So the question is: Why is she comparing herself to all of the other moms on social media? In what ways has it become a competition and why? As a single mom, I've started to realize that when we focus so narrowly on those few goals, we forget the journey we're on. And my friend is not alone in her battle. I see it everyday! Don't you catch yourself taking multiple pictures before finding just the right one before sharing it with your 500+ friends? Some of us adhere to messages from society that indicates a need to have it all together. On Instagram, Facebook and even Snapchat, people show off their lives in such a way that concludes that they have reached all of their goals. Sounds simple, right? What we forget is that there are so many parts of our friends' lives that they aren't posting. Heaven forbid we run into them in public with no makeup on, sporting yesterday's clothes with breakfast stains.

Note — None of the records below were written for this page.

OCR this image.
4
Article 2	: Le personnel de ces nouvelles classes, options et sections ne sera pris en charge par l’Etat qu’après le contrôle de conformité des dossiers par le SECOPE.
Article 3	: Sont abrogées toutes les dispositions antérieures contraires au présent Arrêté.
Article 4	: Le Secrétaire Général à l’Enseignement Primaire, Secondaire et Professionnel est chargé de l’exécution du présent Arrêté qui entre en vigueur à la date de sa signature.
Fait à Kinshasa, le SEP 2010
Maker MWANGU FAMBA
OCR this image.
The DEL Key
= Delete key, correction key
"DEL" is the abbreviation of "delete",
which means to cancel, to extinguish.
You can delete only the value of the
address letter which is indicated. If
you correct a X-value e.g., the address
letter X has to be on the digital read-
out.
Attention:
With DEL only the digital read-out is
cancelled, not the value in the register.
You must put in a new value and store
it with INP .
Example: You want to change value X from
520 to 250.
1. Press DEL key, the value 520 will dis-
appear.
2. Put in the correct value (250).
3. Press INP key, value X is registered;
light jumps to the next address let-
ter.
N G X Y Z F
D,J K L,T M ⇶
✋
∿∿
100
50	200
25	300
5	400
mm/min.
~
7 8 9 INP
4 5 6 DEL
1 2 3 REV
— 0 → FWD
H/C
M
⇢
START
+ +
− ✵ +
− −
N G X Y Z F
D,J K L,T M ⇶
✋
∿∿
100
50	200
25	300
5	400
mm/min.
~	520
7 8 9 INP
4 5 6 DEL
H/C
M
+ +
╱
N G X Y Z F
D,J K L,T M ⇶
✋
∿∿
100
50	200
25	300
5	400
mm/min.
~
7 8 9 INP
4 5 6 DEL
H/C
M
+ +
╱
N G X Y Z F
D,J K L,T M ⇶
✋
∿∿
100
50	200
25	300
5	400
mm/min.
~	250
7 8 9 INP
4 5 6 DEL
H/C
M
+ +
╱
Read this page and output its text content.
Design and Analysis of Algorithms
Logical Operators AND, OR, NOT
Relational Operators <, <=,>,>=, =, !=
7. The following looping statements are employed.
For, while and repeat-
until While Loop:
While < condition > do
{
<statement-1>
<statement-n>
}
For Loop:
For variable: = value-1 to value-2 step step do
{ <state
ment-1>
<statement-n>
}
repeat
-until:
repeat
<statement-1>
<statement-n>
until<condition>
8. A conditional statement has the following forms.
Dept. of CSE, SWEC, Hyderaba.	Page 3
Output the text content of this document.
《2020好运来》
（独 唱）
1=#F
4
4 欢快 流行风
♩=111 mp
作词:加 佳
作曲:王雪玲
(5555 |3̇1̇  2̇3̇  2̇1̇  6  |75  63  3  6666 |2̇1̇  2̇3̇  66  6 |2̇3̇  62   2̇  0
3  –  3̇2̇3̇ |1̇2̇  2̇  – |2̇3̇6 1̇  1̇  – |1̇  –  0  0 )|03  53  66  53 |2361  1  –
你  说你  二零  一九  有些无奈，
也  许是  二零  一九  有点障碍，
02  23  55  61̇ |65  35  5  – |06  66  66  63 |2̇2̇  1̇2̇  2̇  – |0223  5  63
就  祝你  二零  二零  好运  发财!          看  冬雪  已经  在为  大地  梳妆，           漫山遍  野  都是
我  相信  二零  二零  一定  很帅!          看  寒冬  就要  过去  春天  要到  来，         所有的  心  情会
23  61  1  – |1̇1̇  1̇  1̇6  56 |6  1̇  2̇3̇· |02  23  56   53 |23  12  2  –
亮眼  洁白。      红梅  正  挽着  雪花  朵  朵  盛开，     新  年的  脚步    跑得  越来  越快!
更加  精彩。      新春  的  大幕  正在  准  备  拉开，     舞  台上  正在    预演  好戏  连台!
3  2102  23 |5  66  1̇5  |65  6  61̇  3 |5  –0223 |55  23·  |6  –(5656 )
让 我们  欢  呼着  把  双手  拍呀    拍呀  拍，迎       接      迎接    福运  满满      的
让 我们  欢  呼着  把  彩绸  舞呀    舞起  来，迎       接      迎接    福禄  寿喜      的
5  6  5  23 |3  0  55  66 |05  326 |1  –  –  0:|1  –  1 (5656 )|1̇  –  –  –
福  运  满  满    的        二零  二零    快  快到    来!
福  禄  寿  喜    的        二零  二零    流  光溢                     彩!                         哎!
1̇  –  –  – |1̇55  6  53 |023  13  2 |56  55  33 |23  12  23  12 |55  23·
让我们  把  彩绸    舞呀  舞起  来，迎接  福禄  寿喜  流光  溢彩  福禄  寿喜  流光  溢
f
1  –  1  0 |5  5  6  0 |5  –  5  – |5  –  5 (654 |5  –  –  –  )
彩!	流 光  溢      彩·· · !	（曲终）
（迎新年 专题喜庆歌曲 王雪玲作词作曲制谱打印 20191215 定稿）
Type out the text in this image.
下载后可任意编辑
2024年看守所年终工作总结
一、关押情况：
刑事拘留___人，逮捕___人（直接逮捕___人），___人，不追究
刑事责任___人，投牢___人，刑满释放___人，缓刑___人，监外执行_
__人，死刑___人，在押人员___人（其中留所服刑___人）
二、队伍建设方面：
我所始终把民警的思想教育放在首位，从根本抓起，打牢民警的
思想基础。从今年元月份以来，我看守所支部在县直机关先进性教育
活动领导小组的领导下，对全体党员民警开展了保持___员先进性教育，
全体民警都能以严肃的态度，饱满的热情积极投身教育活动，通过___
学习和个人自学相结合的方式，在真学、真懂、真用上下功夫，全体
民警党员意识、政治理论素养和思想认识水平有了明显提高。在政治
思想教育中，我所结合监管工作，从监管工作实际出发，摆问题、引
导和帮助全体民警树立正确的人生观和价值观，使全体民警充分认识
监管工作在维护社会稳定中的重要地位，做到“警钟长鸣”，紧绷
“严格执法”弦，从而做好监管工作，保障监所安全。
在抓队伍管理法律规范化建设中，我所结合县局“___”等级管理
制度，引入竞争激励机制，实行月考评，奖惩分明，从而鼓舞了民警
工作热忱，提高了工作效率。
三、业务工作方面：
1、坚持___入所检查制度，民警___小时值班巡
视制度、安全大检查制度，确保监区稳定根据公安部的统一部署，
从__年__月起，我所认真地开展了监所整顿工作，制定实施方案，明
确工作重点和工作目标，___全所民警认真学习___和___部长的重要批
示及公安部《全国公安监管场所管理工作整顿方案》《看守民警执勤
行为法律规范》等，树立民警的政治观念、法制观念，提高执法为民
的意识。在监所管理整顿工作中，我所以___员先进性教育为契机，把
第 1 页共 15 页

So how do we approach this in ourselves? Acceptance and Commitment. I challenge you to accept where you are in life right now and understand that we have to let go sometimes so we can focus on what we are experiencing in the present moment. You don't need to share all of these details, because this is just for you, without creating judgement or trying to alter the situation... a change will occur. A shift will happen within yourself.
There's an additional approach: Changing and challenging maladaptive thoughts, cognitive twists and actions by promoting emotional regulation since your are TRYING to target current problems.
My friend's thought that things couldn't turn around, and her life was spiraling into a dark hole... is very relatable. I asked her to show some validity to her statements. Prove them to be true. Find the facts. The fact she found is that she needed to be in therapy.
Therapy is very much available these days, but everyone has an opinion on it! You don't have to hit the floor to get help. You can reach for help as soon as you recognize that you're going to need it! It lets people open up without being judged. You get that much needed validation, simultaneously challenging your beliefs and encouraging you to open up some doors and look and the journey you're on.
Do you want to look like you have the perfect life or do you want to feel fulfilled, where you actually feel your emotions that you've been portraying? Be vulnerable. Ask for help. Life isn't a competition.